_Square_Peg_ wrote:
"You don't mind, do you?"
How am I supposed to answer that?
- "Yes, I do."
- "Yes, I don't mind."
- "No, I do."
- "No, I don't mind."
Yes, that one irks me a little bit, too. I usually mentally translate it to "do you mind?", so I answer "yes" if I mind and "no" if I don't. But what irks me more than the semantics of the question is the meaning behind it - or lack thereof. Often when people ask this they don't care whether you mind or not, they just want to give themselves extra justification for a questionable action.
Bethie wrote:
Redundancies (ATM machine, PIN number, KFC chicken)
Nitpicking, I know, but "KFC chicken" is only redundant if it refers to the company "Kentucky Fried Chicken", not if it refers to the chicken sold by that company.
_Square_Peg_ wrote:
I also get annoyed by the phrase "under the sea" and the word "underground".

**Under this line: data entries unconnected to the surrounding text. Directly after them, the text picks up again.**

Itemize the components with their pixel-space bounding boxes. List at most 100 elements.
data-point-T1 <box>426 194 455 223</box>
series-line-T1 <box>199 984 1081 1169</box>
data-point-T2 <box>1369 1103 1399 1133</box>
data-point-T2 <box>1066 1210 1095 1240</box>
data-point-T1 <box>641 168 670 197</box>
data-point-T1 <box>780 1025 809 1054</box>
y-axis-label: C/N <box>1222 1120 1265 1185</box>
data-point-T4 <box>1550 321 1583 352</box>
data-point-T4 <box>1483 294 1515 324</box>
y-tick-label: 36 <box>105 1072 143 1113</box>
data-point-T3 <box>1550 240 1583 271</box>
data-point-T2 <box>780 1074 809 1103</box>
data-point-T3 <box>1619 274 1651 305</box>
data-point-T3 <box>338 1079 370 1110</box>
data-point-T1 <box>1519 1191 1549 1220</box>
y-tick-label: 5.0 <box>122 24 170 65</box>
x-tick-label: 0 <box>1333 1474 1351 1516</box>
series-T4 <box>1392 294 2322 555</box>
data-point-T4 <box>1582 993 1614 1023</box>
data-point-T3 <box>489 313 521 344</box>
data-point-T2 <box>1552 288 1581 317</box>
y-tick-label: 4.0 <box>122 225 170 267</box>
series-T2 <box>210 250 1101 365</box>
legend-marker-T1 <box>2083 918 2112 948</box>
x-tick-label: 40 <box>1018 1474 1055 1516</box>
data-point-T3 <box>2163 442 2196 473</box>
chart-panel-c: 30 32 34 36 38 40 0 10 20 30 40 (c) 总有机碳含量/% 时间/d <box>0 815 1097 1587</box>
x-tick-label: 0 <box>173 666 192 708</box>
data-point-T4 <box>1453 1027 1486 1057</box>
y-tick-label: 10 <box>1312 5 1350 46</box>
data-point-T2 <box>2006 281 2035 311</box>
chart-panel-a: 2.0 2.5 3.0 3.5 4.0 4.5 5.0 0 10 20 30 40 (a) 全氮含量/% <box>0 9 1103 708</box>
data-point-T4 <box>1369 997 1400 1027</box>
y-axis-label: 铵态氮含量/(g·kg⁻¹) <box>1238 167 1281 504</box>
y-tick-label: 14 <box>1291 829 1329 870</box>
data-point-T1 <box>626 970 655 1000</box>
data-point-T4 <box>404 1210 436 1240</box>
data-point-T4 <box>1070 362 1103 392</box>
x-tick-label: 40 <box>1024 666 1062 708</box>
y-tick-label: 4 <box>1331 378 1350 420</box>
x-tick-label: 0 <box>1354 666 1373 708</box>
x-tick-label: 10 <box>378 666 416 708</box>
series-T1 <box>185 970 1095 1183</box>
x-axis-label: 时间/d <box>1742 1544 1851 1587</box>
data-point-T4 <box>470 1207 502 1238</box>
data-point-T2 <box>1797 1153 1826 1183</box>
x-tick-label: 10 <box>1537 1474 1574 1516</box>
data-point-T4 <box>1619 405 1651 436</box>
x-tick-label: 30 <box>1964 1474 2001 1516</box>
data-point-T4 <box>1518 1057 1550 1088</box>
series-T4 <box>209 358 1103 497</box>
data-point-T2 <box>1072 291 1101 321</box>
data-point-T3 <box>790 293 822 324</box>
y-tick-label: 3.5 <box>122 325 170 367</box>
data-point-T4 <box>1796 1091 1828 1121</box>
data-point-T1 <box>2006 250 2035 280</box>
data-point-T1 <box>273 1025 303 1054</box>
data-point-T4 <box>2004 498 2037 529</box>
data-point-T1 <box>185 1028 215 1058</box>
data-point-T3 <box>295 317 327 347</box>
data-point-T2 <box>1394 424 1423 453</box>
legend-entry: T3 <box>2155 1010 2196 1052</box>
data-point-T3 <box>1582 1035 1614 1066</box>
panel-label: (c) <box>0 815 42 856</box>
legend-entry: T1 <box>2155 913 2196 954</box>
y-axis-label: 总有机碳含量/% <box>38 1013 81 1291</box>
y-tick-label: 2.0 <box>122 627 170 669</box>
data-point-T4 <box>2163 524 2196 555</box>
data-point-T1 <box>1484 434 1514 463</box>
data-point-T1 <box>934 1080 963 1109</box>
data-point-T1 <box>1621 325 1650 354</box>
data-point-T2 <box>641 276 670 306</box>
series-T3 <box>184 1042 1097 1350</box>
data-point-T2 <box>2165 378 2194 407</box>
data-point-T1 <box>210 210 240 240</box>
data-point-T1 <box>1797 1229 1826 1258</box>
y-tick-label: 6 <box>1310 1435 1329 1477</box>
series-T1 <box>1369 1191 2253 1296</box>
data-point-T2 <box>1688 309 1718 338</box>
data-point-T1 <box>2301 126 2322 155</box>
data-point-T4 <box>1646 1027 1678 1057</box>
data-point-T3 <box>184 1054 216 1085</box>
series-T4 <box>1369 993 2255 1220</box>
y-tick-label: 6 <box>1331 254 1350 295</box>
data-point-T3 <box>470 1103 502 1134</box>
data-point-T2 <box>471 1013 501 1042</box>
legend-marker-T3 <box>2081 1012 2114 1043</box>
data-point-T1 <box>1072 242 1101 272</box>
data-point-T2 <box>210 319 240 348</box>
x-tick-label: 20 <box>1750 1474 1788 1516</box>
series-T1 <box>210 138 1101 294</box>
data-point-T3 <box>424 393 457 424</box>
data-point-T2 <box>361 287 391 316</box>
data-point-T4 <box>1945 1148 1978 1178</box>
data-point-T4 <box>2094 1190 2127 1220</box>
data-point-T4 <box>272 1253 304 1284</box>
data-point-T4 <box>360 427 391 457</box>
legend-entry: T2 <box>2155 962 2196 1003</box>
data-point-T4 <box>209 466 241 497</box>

You're not under anything, you're in it! You're in the sea! You're in the ground! The only time you're actually under the ground/sea, is if gravity stopped working.
"underground" doesn't really bother me, because it's a word with its own meaning, distinct from the words from which it was formed, just like "redhead" does not refer to a head that is red. You have a point with "under the sea" - though it is technically possible to be under it if you're in the ground under the bottom of the sea.